Mulheres em escritório: sexismo é tratar uma pessoa diferente ou discriminar contra ela devido a seu sexo, diz entrevistada (Monkey Business Images/Thinkstock)
Da Redação
Publicado em 18 de abril de 2016 às 21h20.
Eu estava a caminho do meu trabalho na semana passada, preparando minha entrevista com a autora feminista britânica Laura Bates sobre o livro dela, Everyday Sexism (algo como “O Sexismo de Todo Dia”), quando um homem me mandou sorrir.
Alguns minutos mais tarde – e ainda sem sorrir --, enviei um tuíte dizendo que tinha feito uma confusão em relação às minhas roupas.
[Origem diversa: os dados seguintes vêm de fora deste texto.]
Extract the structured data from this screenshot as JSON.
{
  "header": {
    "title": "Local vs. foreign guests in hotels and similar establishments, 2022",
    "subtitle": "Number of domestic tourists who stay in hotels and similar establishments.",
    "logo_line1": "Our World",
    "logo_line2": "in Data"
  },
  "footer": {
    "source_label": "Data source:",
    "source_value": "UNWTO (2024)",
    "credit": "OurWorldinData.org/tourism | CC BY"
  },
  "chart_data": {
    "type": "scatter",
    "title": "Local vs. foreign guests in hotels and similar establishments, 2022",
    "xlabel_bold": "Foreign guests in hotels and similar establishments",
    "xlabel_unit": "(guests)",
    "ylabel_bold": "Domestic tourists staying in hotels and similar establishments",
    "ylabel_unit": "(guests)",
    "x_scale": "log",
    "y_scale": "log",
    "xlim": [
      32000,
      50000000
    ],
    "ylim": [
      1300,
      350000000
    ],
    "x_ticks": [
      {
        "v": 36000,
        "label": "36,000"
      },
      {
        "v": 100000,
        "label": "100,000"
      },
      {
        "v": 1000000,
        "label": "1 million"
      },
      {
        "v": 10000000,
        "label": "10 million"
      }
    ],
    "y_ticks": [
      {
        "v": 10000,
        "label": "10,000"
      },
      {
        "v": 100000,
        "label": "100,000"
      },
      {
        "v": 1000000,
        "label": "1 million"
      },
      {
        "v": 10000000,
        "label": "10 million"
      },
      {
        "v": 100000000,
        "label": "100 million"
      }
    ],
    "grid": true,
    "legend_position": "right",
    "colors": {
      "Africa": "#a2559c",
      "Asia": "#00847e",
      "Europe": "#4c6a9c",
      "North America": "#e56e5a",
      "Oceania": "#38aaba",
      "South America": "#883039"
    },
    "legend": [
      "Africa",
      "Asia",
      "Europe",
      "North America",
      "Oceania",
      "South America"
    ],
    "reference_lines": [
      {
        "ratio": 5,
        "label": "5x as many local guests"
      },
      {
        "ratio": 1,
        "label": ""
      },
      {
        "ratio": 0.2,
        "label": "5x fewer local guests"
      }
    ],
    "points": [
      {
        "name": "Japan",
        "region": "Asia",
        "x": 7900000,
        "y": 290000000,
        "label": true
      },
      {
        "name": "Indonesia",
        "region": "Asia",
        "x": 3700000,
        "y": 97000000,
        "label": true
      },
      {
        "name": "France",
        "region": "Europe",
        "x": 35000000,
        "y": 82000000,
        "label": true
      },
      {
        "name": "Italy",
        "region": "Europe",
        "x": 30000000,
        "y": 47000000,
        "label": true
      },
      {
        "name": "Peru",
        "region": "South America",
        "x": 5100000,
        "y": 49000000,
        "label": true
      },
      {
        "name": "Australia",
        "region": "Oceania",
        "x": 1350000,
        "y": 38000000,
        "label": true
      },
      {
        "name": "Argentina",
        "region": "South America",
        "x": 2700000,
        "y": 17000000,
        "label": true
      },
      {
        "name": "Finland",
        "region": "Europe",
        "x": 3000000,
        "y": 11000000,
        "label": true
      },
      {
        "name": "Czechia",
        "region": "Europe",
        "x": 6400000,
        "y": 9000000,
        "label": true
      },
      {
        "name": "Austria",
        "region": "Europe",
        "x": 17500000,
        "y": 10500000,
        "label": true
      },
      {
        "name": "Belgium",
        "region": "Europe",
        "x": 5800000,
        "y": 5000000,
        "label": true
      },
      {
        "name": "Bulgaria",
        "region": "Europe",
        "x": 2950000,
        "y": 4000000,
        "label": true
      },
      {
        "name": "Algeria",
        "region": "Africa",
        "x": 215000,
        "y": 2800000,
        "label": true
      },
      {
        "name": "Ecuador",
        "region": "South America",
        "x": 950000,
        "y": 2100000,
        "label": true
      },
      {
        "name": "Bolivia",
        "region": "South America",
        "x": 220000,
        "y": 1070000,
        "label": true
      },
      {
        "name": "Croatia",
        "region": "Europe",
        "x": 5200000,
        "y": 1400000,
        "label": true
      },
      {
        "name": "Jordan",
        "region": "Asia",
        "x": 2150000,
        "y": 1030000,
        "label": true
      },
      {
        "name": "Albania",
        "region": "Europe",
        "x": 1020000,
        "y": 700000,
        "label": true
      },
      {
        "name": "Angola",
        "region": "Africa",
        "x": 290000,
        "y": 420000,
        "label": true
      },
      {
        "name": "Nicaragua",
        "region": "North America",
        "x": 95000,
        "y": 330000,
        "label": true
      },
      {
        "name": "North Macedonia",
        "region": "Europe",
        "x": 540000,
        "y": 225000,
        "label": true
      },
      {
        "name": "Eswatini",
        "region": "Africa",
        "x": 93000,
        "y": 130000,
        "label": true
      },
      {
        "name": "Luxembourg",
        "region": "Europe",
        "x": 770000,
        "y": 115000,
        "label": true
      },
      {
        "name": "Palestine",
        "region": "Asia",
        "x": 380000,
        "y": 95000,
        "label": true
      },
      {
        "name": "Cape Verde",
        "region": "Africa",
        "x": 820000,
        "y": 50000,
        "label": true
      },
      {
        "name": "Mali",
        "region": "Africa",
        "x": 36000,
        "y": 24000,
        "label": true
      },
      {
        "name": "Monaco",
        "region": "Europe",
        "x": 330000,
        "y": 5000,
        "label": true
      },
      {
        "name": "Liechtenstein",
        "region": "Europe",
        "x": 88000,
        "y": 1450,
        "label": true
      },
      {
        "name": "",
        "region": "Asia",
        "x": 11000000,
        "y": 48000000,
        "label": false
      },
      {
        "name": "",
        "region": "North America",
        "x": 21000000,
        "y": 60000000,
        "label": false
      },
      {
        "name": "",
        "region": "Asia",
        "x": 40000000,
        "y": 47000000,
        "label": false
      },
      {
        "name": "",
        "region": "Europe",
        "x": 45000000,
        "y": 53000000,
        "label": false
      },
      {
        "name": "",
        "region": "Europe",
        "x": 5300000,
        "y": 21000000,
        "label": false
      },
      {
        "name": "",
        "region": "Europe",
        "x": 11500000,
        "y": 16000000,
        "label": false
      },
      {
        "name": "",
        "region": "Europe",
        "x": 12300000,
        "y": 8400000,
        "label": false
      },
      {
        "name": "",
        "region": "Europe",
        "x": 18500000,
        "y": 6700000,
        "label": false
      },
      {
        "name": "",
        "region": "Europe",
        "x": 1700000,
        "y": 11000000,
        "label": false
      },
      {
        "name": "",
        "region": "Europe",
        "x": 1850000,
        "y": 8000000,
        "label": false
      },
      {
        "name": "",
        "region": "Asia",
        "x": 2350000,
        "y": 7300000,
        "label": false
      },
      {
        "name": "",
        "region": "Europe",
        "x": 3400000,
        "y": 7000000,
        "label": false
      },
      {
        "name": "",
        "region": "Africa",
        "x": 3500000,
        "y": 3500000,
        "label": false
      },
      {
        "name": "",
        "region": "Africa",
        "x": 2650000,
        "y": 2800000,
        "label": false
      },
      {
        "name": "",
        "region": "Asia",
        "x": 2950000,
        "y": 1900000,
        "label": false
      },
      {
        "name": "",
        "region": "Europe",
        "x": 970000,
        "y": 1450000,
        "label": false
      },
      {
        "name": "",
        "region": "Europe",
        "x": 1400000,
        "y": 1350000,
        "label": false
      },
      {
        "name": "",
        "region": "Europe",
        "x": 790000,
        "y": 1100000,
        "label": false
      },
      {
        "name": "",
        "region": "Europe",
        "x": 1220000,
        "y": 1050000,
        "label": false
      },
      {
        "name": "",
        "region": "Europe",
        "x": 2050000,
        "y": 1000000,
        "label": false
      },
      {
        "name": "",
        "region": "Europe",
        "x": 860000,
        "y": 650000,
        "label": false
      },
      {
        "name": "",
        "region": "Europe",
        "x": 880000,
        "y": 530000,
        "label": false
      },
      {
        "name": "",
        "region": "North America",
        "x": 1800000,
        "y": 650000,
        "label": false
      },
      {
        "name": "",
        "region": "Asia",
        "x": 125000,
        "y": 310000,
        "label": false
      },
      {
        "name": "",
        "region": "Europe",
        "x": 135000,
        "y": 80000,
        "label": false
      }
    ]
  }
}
Um pai de meia-idade respondeu, sugerindo que eu “não usasse roupa nenhuma”.
Ironicamente, a edição americana do livro de Bates (e o Everyday Sexism Project, inspirado no livro) quer nos conscientizar justamente dessas “alfinetadas”, como a autora as chama, e nos levar a combatê-las.
Bates lançou o Everyday Sexism Project in 2012, depois de passar uma semana super complicada em que passou por “várias experiências terríveis em um período de tempo muito curto”, sendo assediada na rua, bolinada e seguida para casa por um homem. O que esses incidentes tinham em comum: fizeram Bates sentir-se violada, mas pareciam uma parte “normal” da condição de mulher.
Bates começou a conversar com outras mulheres e decidiu criar uma plataforma para compartilhar esse tipo de experiência com outras pessoas.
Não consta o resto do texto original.